Ces trois articles, qui m’ont été suggérés par mon excellent collègue Jean-Pierre Kahane,
représentent plus ou moins ce que j’avais pu apprendre depuis 1971 au sujet de l’Amérique (et expliquent notamment pourquoi il faut s’intéresser prioritairement à ce pays). Idéalement, il s’agissait de montrer, à partir du cas américain, l’influence énorme exercée depuis 1940 par les “nécessités militaires” américaines sur les activités (recherche-développment et production industrielle) qui ont soustendu la plupart des grandes innovations dont le secteur civil a bénéficié après les militaires : nucléaire civil, informatique, électronique, satellites, aviation, (auxquels on pourrait ajouter maintenant l’Internet, le GPS, les “robots”, etc.). Tentative très insuffisante et trop vaste programme, mais c’était la première fois en France que quelqu’un – un amateur qui plus est – tentait de traiter le sujet. Le principal problème pour rédiger ces papiers a été de trouver de la documentation qui ne se réduise pas à des généralités incolores,
inodores et sans saveur : je préfère de beaucoup les faits précis. Je me console en constatant que, dans l’ensemble, mes textes, s’ils comportent beaucoup de lacunes, comportent peu d’erreurs.

En Amérique même, où existait un groupe d’économistes qui accordaient une très large place
dans leurs publications à l’innovation technologique, il était rare de les voir mentionner le rôle moteur du Pentagone, et seulement de façon épisodique. Le premier auteur à tenter de le faire systématiquement (Vernon W. Ruttan, un économiste spécialiste du développement technologique), écrit dans la préface de son trop court livre (Is war necessary for economic growth ? Military procurement and technology development, Oxford UP, 2006, 219 pp) qu’en 2002-2003, il prit conscience du rôle des commandes (“procurement”) militaires et ajoute : “The military procurement issue was sitting there in plain sight, but
I had been unable or unwilling to recognize it!” S’il avait, comme moi, ouvert et compulsé une revue aussi banale et répandue que Electronics, qui publiait des masses d’informations non techniques très précises (et de pages de publicité où les industriels de l’armemement vantaient sans retenue leurs produits militaires, au point d’indigner le président Eisenhower dans son célèbre discours d’adieu), il aurait pu gagner trente ans sur son horaire…

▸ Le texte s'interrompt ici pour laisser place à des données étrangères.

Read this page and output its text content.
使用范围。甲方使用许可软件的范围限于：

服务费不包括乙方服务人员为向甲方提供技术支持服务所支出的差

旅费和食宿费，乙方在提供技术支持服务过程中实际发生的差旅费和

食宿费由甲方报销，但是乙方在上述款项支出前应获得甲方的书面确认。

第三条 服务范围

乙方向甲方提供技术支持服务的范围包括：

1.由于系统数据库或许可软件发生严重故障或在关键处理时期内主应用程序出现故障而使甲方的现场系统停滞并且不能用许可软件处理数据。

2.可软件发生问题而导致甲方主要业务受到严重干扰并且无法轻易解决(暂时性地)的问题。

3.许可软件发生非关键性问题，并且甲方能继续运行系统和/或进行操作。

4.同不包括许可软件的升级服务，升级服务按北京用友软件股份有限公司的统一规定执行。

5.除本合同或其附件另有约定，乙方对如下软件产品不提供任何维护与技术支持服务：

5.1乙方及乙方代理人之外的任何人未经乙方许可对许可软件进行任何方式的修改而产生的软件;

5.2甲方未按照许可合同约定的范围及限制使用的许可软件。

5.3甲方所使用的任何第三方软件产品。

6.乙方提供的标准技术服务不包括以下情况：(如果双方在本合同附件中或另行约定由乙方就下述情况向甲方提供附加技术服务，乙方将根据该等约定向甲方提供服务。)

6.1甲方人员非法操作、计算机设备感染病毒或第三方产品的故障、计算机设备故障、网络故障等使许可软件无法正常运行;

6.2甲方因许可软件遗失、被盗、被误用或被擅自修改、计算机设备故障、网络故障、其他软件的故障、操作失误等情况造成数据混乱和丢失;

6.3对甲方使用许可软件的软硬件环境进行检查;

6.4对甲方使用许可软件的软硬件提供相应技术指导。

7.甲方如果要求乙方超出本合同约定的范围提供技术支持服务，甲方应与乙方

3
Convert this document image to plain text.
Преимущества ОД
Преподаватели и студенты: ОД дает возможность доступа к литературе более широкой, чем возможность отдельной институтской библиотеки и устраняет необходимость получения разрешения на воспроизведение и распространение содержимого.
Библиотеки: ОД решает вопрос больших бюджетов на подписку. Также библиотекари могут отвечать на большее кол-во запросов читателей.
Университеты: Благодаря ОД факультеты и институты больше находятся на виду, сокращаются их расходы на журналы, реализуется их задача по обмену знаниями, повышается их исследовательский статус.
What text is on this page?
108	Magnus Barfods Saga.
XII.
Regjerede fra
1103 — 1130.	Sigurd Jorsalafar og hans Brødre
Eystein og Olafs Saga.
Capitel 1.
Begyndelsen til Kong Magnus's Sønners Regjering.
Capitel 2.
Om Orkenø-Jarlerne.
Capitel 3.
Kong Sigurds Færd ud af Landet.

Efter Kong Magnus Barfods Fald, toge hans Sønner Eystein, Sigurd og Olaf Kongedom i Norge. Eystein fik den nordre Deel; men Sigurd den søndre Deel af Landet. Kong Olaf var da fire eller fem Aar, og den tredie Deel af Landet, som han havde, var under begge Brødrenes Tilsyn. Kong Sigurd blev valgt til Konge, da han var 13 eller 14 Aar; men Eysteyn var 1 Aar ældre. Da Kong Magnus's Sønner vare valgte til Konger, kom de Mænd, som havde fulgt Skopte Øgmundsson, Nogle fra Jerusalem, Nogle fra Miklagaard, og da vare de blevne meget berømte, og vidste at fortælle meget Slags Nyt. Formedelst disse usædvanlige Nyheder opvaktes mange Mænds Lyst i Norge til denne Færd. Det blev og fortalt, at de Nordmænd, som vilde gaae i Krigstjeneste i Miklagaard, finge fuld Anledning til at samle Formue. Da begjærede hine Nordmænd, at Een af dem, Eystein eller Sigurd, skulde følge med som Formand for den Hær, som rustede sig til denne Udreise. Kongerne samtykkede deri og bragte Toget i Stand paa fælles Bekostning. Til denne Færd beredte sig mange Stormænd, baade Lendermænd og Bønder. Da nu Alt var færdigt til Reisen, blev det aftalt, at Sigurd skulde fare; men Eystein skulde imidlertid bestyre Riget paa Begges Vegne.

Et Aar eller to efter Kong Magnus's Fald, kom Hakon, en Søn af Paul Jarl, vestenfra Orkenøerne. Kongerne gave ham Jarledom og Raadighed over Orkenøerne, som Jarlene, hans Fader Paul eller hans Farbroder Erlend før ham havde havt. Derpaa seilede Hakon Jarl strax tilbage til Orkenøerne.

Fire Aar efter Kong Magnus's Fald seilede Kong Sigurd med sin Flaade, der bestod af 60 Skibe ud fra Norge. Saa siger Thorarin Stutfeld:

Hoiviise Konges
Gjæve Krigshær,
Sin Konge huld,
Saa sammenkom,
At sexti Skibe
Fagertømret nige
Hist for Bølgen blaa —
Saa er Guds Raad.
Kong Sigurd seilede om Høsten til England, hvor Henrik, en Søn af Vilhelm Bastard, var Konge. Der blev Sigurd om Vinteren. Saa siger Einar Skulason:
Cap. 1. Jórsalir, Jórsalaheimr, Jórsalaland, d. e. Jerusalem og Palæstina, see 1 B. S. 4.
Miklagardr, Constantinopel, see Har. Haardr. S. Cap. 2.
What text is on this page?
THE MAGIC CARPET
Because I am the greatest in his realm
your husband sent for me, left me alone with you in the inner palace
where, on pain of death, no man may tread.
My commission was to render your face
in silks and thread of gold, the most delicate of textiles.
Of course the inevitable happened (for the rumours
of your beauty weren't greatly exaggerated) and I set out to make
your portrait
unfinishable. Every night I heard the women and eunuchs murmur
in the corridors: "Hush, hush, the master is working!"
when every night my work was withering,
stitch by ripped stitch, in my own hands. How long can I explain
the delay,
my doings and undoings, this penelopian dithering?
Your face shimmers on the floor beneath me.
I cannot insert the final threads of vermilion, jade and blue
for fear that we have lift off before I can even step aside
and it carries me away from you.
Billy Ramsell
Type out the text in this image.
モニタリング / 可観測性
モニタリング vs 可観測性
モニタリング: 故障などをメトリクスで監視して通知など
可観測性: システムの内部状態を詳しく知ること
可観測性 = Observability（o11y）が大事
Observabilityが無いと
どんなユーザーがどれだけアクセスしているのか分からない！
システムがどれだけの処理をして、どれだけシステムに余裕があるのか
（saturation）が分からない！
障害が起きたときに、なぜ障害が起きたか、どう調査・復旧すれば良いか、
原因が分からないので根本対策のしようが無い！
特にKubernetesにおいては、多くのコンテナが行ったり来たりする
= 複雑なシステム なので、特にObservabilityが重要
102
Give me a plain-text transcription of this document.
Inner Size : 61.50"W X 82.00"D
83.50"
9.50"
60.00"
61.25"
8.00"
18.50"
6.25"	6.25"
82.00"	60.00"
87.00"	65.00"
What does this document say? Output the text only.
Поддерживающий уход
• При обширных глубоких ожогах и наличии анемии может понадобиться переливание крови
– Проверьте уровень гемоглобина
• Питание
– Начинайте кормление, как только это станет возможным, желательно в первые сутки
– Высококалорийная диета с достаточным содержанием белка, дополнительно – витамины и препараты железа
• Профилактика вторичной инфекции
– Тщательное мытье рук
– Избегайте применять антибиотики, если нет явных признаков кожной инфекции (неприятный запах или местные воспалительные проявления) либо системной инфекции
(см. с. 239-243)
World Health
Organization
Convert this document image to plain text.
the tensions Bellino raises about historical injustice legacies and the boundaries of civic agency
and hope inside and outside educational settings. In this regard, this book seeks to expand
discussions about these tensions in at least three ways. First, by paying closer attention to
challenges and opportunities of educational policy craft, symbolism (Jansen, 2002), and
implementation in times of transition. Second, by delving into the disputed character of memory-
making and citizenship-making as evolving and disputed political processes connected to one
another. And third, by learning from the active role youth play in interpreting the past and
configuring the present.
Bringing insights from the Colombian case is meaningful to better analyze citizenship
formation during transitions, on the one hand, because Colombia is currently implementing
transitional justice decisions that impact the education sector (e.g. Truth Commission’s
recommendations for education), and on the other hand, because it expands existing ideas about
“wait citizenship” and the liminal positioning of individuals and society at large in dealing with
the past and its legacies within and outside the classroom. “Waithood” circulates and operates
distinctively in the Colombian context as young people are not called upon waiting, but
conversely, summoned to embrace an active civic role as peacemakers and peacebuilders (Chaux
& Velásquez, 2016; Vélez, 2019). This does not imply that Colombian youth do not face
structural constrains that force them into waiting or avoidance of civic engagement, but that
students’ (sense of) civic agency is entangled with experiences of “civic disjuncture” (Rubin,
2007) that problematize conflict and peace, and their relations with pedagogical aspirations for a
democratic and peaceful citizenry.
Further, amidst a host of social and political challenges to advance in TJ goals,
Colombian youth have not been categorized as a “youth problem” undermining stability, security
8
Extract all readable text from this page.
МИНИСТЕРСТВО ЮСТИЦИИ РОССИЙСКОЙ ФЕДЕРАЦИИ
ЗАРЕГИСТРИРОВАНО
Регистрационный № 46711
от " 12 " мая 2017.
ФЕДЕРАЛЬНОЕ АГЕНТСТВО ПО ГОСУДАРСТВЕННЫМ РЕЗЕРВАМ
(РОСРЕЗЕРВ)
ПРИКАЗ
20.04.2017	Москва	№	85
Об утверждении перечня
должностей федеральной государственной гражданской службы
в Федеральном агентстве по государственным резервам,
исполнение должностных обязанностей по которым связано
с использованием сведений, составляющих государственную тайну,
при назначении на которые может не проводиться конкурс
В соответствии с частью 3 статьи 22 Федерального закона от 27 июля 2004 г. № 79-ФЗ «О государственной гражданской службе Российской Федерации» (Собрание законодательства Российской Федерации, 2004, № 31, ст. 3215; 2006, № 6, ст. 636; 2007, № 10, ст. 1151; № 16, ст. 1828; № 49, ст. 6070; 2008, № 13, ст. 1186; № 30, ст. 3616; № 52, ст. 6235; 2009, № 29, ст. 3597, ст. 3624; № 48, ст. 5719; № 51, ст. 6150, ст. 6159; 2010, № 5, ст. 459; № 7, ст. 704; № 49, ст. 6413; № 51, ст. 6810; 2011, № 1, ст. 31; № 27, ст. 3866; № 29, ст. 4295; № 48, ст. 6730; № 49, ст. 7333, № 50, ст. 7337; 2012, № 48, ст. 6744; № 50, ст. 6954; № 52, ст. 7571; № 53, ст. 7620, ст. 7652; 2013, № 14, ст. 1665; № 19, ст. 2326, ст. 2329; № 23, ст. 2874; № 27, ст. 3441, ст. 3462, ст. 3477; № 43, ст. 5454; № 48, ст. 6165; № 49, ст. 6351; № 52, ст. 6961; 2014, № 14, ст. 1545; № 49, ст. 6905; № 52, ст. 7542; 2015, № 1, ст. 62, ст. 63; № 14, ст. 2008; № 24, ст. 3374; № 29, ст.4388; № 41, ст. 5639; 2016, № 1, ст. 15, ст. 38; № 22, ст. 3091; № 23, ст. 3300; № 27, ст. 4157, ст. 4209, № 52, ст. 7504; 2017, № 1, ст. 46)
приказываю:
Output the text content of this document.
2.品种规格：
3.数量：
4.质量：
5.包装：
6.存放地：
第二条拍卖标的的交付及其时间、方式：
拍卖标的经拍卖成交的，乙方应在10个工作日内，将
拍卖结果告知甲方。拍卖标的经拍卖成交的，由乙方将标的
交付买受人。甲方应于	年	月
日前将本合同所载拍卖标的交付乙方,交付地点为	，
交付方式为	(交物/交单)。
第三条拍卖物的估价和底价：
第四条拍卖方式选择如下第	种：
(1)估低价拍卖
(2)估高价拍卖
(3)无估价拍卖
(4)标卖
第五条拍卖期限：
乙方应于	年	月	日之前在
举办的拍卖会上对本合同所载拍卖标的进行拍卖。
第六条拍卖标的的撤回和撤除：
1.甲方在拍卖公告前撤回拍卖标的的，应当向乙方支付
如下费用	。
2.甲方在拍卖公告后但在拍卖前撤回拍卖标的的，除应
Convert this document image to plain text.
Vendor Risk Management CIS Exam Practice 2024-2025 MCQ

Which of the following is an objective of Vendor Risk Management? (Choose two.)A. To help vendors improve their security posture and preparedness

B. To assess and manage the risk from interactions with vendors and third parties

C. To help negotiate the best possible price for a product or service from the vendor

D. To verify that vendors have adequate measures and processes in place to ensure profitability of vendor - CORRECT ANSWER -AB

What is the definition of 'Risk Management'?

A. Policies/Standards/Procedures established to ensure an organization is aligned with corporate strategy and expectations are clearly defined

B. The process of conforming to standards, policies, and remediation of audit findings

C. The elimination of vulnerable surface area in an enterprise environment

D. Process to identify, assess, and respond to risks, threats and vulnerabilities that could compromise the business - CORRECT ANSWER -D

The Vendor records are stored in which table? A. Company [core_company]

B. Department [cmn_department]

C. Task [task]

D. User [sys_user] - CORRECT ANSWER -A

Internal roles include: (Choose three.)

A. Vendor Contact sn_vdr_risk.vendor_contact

Quant aux travaux traditionnels d’histoire des sciences et des techniques, ils s’arrêtaient bien avant 1940, date de départ des grandes manoeuvres américaines. Il existe certes, en 2012, une énorme littérature américaine sur les sujets qui m’intéressaient, mais elle était encore extrèmement limitée dans les années 1970 (et essentiellement absente des bibliothèques universitaires parisiennes); en fait, ce sont en grande partie les remous causés par la guerre du Vietnam qui ont, aux USA, lancé des dizaines de
jeunes historiens dans la STS (science, technologie et société) et à écrire de nombreux articles ou livres documentant tel ou tel aspect du sujet, particulièrement l’influence militaire sur l’activité scientifique; mais la plupart n’étaient pas encore publiés en 1978. Ce n’est pas un hasard si le premier article important que l’on cite maintenant, par Paul Forman, date de 1984.